Steady-State Cascade Operators and their Role in Linear Control, Estimation, and Model Reduction Problems

TL;DR

This paper provides a comprehensive analysis of steady-state cascade operators in linear systems, introducing new design methods for control and estimation, and exploring extensions to nonlinear systems.

Contribution

It systematically categorizes cascade operators, revealing new recursive and low-gain design frameworks for control and observation of cascaded systems.

Findings

New recursive control design methods

Low-gain observation frameworks

Extensions to nonlinear systems

Abstract

Certain linear matrix operators arise naturally in systems analysis and design problems involving cascade interconnections of linear time-invariant systems, including problems of stabilization, estimation, and model order reduction. We conduct here a comprehensive study of these operators and their relevant system-theoretic properties.
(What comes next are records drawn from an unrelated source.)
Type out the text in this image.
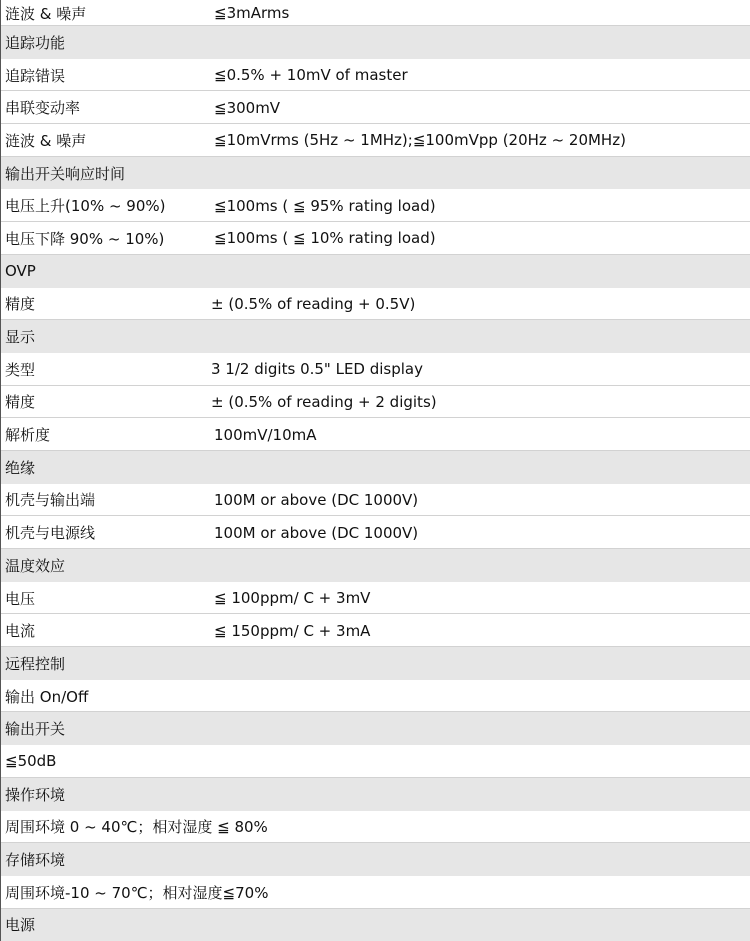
涟波 & 噪声	≦3mArms
追踪功能
追踪错误	≦0.5% + 10mV of master
串联变动率	≦300mV
涟波 & 噪声	≦10mVrms (5Hz ~ 1MHz);≦100mVpp (20Hz ~ 20MHz)
输出开关响应时间
电压上升(10% ~ 90%)	≦100ms ( ≦ 95% rating load)
电压下降 90% ~ 10%)	≦100ms ( ≦ 10% rating load)
OVP
精度	± (0.5% of reading + 0.5V)
显示
类型	3 1/2 digits 0.5" LED display
精度	± (0.5% of reading + 2 digits)
解析度	100mV/10mA
绝缘
机壳与输出端	100M or above (DC 1000V)
机壳与电源线	100M or above (DC 1000V)
温度效应
电压	≦ 100ppm/ C + 3mV
电流	≦ 150ppm/ C + 3mA
远程控制
输出 On/Off
输出开关
≦50dB
操作环境
周围环境 0 ~ 40℃；相对湿度 ≦ 80%
存储环境
周围环境-10 ~ 70℃；相对湿度≦70%
电源
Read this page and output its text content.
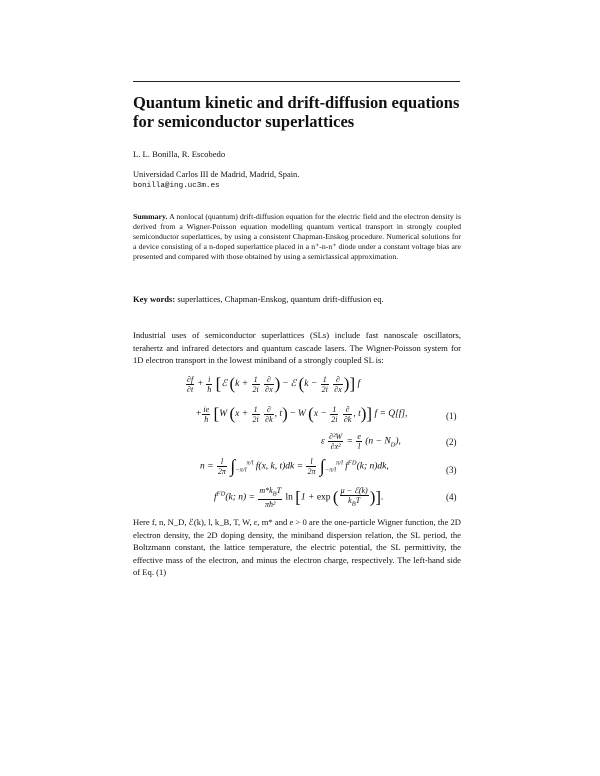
Quantum kinetic and drift-diffusion equations for semiconductor superlattices
L. L. Bonilla, R. Escobedo
Universidad Carlos III de Madrid, Madrid, Spain.
bonilla@ing.uc3m.es
Summary. A nonlocal (quantum) drift-diffusion equation for the electric field and the electron density is derived from a Wigner-Poisson equation modelling quantum vertical transport in strongly coupled semiconductor superlattices, by using a consistent Chapman-Enskog procedure. Numerical solutions for a device consisting of a n-doped superlattice placed in a n⁺-n-n⁺ diode under a constant voltage bias are presented and compared with those obtained by using a semiclassical approximation.
Key words: superlattices, Chapman-Enskog, quantum drift-diffusion eq.
Industrial uses of semiconductor superlattices (SLs) include fast nanoscale oscillators, terahertz and infrared detectors and quantum cascade lasers. The Wigner-Poisson system for 1D electron transport in the lowest miniband of a strongly coupled SL is:
$\frac{\partial f}{\partial t} + \frac{i}{ħ}$ [ℰ ($k + \frac{1}{2i}$
$\frac{\partial}{\partial x}$ ) − ℰ ($k - \frac{1}{2i}$
$\frac{\partial}{\partial x}$ )] f
+ $\frac{ie}{ħ} [W$ ($x + \frac{1}{2i}$
$\frac{\partial}{\partial k}$ , t) − W ($x - \frac{1}{2i}$
$\frac{\partial}{\partial k}$ , t)] f = Q[f],	(1)
ε $\frac{\text{∂²W}}{\text{∂x²}} = \frac{e}{l} (n - N_D)$,	(2)
$n = \frac{l}{2\pi} \int_{-\pi/l}^{\pi/l}$ f(x, k, $t)dk = \frac{l}{2\pi} \int_{-\pi/l}^{\pi/l}$ $f^{FD}(k$; n)dk,	(3)
$f^{FD}(k$; $n) = \frac{m*k_BT}{\text{πħ²}}$ ln [1 + exp ( $\frac{\text{μ − ℰ(k)}}{k_BT}$ )].	(4)
Here f, n, N_D, ℰ(k), l, k_B, T, W, ε, m* and e > 0 are the one-particle Wigner function, the 2D electron density, the 2D doping density, the miniband dispersion relation, the SL period, the Boltzmann constant, the lattice temperature, the electric potential, the SL permittivity, the effective mass of the electron, and minus the electron charge, respectively. The left-hand side of Eq. (1)
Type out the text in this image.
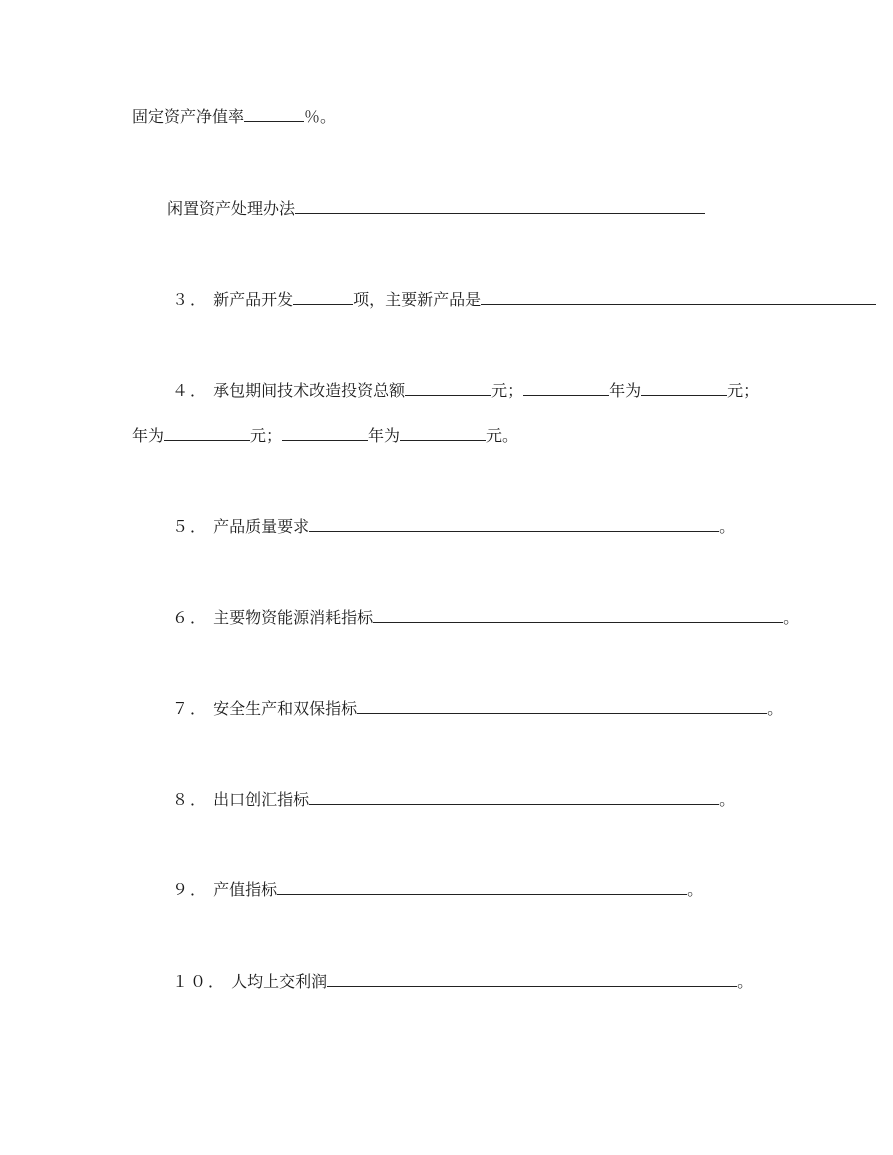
固定资产净值率	％。
闲置资产处理办法
３． 新产品开发	项，主要新产品是
４． 承包期间技术改造投资总额	元；	年为	元；
年为	元；	年为	元。
５． 产品质量要求	。
６． 主要物资能源消耗指标	。
７． 安全生产和双保指标	。
８． 出口创汇指标	。
９． 产值指标	。
１０． 人均上交利润	。
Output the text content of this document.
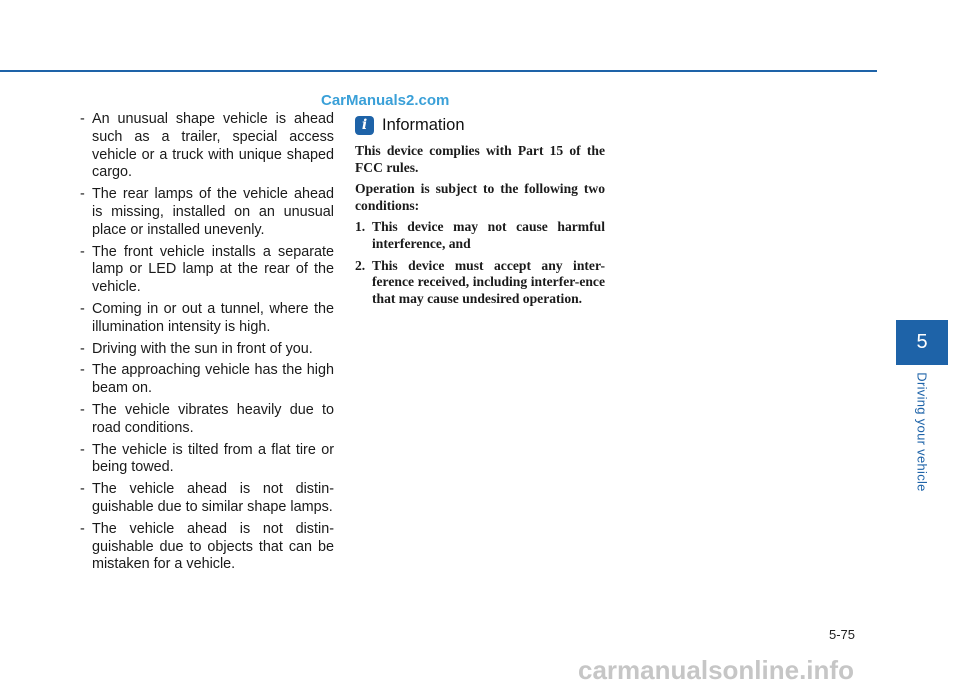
CarManuals2.com
- An unusual shape vehicle is ahead such as a trailer, special access vehicle or a truck with unique shaped cargo.
- The rear lamps of the vehicle ahead is missing, installed on an unusual place or installed unevenly.
- The front vehicle installs a separate lamp or LED lamp at the rear of the vehicle.
- Coming in or out a tunnel, where the illumination intensity is high.
- Driving with the sun in front of you.
- The approaching vehicle has the high beam on.
- The vehicle vibrates heavily due to road conditions.
- The vehicle is tilted from a flat tire or being towed.
- The vehicle ahead is not distin-guishable due to similar shape lamps.
- The vehicle ahead is not distin-guishable due to objects that can be mistaken for a vehicle.
i Information

This device complies with Part 15 of the FCC rules.

Operation is subject to the following two conditions:

1. This device may not cause harmful interference, and
2. This device must accept any inter-ference received, including interfer-ence that may cause undesired operation.
5
Driving your vehicle
5-75
carmanualsonline.info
The general theory is leveraged to delineate both known and new design methodologies for control and observation of cascades, and to characterize structural properties of reduced models. Several entirely new designs arise from this systematic categorization, including new recursive and low-gain design frameworks for observation of cascaded systems. The benefits of the results beyond the linear time-invariant setting are demonstrated through preliminary extensions for nonlinear systems, with an outlook towards the development of a similarly comprehensive nonlinear theory.